Tertipu agen
Lulus SMK, Heni masih semangat mengejar mimpinya menjadi seorang guru. Namun, kondisi ekonomi makin sulit. Ibu dan neneknya sudah semakin tua.
Ibunya tak bisa lagi bekerja di luar daerah dan kembali ke Ciamis. Di sisi lain, rumah yang ia tinggali juga semakin memprihatinkan.
"Waktu itu aku sudah buntu. Yang aku pikirkan, aku ingin kuliah jadi guru. Tetapi melihat kondisi rumah saja sudah mau roboh, boro-boro buat nyekolahin aku," katanya.
Akhirnya, ia mencari informasi dari tetangga yang pernah bekerja di luar negeri. Dari situ, Heni memantapkan diri untuk hijrah ke Hongkong usai pelatihan tiga bulan di balai latihan kerja Tangerang, Banten.
Namun, Heni memastikan sekali lagi, menjadi TKI bukanlah tujuannya, tetapi hanya sebagai jembatan untuk mencapai cita-cita yang lebih besar.
"Sebenarnya takut pergi ke Hongkong. Berangkat seorang diri, tanpa handphone, tanpa uang sepeserpun, tanpa orang yang aku kenal. Tetapi, aku berpikir, masa depan akan jauh lebih menakutkan ketika aku tetap berdiam diri di kampung halaman aku," katanya.
Heni pada akhirnya berangkat juga ke Hongkong. Ternyata, PJTKI yang menjadi penyalurnya tidak beres.
Data diri Heni yang kelahiran 1987 dituakan menjadi 1982. Selain itu, setibanya di bandara, seluruh buku petunjuk yang dibagikan pada calon TKI, dibuang.
Permasalahan underpayment dan overcharge juga dirasakan Heni. Gaji dalam kontrak yang seharusnya 3.200 HKD, hanya diterimanya sekitar 1.800 HKD atau setara Rp 3 jutaan (kurs Rp 1.700 per HKD).
Selain itu, potongan gaji melebihi kesepakatan. Selama tujuh bulan gaji Heni dipotong oleh PJTKI. Hingga selama masa potongan gaji itu, gaji yang ia terima hanya 200-300 HKD.
Pada tahun pertama, Heni juga tidak bisa mengambil hak libur, pun ketika hari Minggu ataupun tanggal merah.
Kalau sampai libur, maka gajinya akan dipotong lagi 100 HKD.
Kesusahannya sebagai seorang TKI tak berhenti hanya sampai urusan dengan agen nakal.
Majikan pertama Heni yang mengontraknya selama dua tahun, sangat merendahkan profesi asisten rumah tangga.
Ceritanya waktu itu, Heni yang memang suka membaca, tengah membaca sebuah buku.
"Dia sampai ngomel-ngomel. 'Eh, kamu lagi ngapain di sini?
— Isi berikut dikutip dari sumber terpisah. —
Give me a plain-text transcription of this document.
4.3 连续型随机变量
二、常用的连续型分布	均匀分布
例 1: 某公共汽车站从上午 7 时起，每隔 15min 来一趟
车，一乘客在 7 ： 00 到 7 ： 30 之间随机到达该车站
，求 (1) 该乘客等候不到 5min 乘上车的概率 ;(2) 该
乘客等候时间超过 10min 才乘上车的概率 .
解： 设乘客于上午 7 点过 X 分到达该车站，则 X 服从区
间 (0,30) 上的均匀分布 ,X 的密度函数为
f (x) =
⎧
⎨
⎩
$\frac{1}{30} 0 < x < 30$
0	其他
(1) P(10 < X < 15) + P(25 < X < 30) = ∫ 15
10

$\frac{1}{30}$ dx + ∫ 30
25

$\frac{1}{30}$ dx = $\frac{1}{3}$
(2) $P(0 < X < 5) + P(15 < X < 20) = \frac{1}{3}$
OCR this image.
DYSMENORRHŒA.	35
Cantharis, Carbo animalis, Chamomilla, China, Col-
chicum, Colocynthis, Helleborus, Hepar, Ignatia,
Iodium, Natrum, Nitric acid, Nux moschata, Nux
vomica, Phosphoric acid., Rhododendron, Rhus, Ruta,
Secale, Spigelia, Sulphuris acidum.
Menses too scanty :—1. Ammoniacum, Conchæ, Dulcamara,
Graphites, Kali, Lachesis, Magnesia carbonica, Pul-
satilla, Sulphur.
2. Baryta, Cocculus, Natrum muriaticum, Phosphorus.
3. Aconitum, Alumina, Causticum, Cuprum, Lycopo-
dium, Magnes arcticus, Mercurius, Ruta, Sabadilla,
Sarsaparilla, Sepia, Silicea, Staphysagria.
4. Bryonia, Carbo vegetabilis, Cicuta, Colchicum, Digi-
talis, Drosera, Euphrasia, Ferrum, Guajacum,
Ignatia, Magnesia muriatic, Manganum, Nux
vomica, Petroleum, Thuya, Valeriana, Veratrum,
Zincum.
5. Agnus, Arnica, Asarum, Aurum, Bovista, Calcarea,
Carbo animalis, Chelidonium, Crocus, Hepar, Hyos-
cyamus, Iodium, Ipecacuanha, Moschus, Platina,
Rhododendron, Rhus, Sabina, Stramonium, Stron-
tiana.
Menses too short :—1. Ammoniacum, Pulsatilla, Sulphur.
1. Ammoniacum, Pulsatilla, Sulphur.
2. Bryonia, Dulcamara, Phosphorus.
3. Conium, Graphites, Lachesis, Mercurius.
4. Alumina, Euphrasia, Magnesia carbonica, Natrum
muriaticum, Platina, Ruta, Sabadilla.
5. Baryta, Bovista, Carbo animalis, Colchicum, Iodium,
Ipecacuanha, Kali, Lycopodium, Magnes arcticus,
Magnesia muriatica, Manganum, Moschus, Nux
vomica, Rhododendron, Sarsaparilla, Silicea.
Kamu lagi baca buku, ya? Kalau pembantu itu enggak usah lah bisa baca buku. Pembantu itu yang penting kamu bisa jaga anak, bisa masak, bisa bersihin rumah, selesai'. Begitu majikan aku bilang dengan nada sinis," kata Heni.
Setelah setahun, yang artinya sudah bisa mengambil libur pada akhir pekan, Heni mengisi liburannya dengan pergi ke perpustakaan dan kuliah D3 jurusan IT tanpa sepengetahuan majikannya.
Heni tak membayangkan apa yang akan terjadi jika majikannya tahu ia kuliah. Beruntung, majikan kedua yang mengontraknya selama empat tahun cukup baik.
Heni kala itu juga melanjutkan studi di Saint Mary's University jurusan manajemen wirausaha. Heni akhirnya berhasil menuntaskan studi S1-nya selama 3,5 tahun.
Untuk membiayai kuliahnya, Heni menjadi kontributor di banyak koran Hongkong dan Taiwan yang berbahasa Indonesia.
Ia juga sering mengikuti lomba penulisan. Dari situ uangnya cukup untuk membiayai biaya kuliah.
Sementara sebagian besar gajinya dikirimkan pada ibu dan neneknya di Ciamis.